11.        Sous cet angle, sa détention apparaît donc comme proportionnée. Par ailleurs, il n'apparaît pas que les autorités suisses auraient violé leur devoir de diligence en tardant à organiser la réadmission de M. A______ en Italie, puisque la demande adressée aux autorités de ce pays remonte déjà à plusieurs semaines. Contrairement à ce que soutient M. A______, le délai de réponse que les autorités italiennes sont susceptibles de prendre, même s'il va jusqu'à six mois, ne contredit pas l'obligation de diligence des autorités suisses, qui ne sont pas responsables de ce délai.

12.        Quant à la durée de la détention, prononcée pour une durée de deux mois, elle ne paraît pas à priori disproportionnée compte tenu de l'incertitude qui pèse sur le délai dans lequel les autorités italiennes donneront leur réponse sur la réadmission de M. A______.

13.        Au vu de ce qui précède, il y a lieu de confirmer l'ordre de mise en détention administrative de M. A______ pour une durée de deux mois.

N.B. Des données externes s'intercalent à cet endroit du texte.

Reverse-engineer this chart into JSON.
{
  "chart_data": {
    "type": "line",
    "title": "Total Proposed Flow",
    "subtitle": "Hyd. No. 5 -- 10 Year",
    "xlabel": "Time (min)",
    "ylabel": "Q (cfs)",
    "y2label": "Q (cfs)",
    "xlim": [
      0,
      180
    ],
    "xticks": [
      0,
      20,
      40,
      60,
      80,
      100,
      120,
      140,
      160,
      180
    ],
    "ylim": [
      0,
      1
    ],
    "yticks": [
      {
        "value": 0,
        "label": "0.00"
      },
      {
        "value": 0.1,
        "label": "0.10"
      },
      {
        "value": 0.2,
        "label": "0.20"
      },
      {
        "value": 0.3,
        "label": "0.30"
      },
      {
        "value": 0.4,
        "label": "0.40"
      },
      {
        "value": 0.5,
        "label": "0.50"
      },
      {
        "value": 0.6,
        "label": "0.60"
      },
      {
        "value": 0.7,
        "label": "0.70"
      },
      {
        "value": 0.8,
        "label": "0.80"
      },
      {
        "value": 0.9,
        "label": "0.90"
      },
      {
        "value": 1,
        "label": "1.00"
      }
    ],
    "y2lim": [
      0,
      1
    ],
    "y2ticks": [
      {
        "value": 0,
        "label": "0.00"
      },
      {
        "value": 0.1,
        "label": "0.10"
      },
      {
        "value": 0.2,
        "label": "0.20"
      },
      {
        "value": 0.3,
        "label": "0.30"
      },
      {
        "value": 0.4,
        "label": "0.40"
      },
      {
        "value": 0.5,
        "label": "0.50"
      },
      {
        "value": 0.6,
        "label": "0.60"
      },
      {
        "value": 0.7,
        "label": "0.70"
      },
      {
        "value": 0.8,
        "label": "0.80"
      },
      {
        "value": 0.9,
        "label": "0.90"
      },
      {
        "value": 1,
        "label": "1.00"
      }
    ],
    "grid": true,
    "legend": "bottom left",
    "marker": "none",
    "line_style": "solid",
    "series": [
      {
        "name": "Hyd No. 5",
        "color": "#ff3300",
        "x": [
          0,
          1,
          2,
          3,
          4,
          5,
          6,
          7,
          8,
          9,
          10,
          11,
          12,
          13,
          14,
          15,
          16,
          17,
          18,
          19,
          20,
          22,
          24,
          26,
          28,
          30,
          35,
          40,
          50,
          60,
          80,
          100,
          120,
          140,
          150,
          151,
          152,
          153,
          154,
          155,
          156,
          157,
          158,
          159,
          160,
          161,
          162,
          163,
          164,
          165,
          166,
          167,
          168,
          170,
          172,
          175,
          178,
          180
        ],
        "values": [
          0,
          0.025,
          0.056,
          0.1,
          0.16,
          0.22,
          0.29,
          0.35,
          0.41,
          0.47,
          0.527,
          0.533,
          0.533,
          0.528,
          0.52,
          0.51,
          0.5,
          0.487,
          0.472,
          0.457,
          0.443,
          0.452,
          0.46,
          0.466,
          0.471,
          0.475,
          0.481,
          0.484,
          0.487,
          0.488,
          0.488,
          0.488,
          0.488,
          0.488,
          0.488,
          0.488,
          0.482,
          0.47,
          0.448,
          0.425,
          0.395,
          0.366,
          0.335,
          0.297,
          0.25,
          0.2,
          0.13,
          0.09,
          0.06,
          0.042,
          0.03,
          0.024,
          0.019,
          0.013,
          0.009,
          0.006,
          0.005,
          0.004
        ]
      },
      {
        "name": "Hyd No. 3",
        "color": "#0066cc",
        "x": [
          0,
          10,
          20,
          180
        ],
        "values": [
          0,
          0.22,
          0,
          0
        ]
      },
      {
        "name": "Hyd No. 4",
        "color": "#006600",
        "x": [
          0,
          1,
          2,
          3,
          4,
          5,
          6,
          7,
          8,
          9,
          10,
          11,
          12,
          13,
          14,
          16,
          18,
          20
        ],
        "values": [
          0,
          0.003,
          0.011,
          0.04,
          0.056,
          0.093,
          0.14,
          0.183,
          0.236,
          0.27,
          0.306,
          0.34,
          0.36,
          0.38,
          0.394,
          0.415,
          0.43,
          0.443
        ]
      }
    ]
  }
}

14.        Conformément à l'art. 9 al. 6 LaLEtr, le présent jugement sera communiqué à M. A______, à son avocat et au commissaire de police. En vertu des art. 89 al. 2 et 111 al. 2 de la loi sur le Tribunal fédéral du 17 juin 2005 (LTF - RS 173.110), il sera en outre communiqué au SEM.


 

PAR CES MOTIFS

LE TRIBUNAL ADMINISTRATIF

DE PREMIÈRE INSTANCE

1.             confirme l’ordre de mise en détention administrative pris par le commissaire de police le 3 janvier 2024 à 13h45 à l’encontre de Monsieur A______ pour une durée de deux mois, soit jusqu'au 2 mars 2024 inclusivement ;

2.             dit que, conformément aux art. 132 LOJ, 10 al. 1 LaLEtr et 65 LPA, le présent jugement est susceptible de faire l'objet d'un recours auprès de la chambre administrative de la Cour de justice (10 rue de Saint-Léger, case postale 1956, 1211 Genève 1) dans les dix jours à compter de sa notification. L'acte de recours doit être dûment motivé et contenir, sous peine d'irrecevabilité, la désignation du jugement attaqué et les conclusions du recourant. Il doit être accompagné du présent jugement et des autres pièces dont dispose le recourant.

 

Au nom du Tribunal :

Le président

Olivier BINDSCHEDLER TORNARE

 

Copie conforme de ce jugement est communiquée à Monsieur A______, à son avocat, au commissaire de police et au secrétariat d'État aux migrations.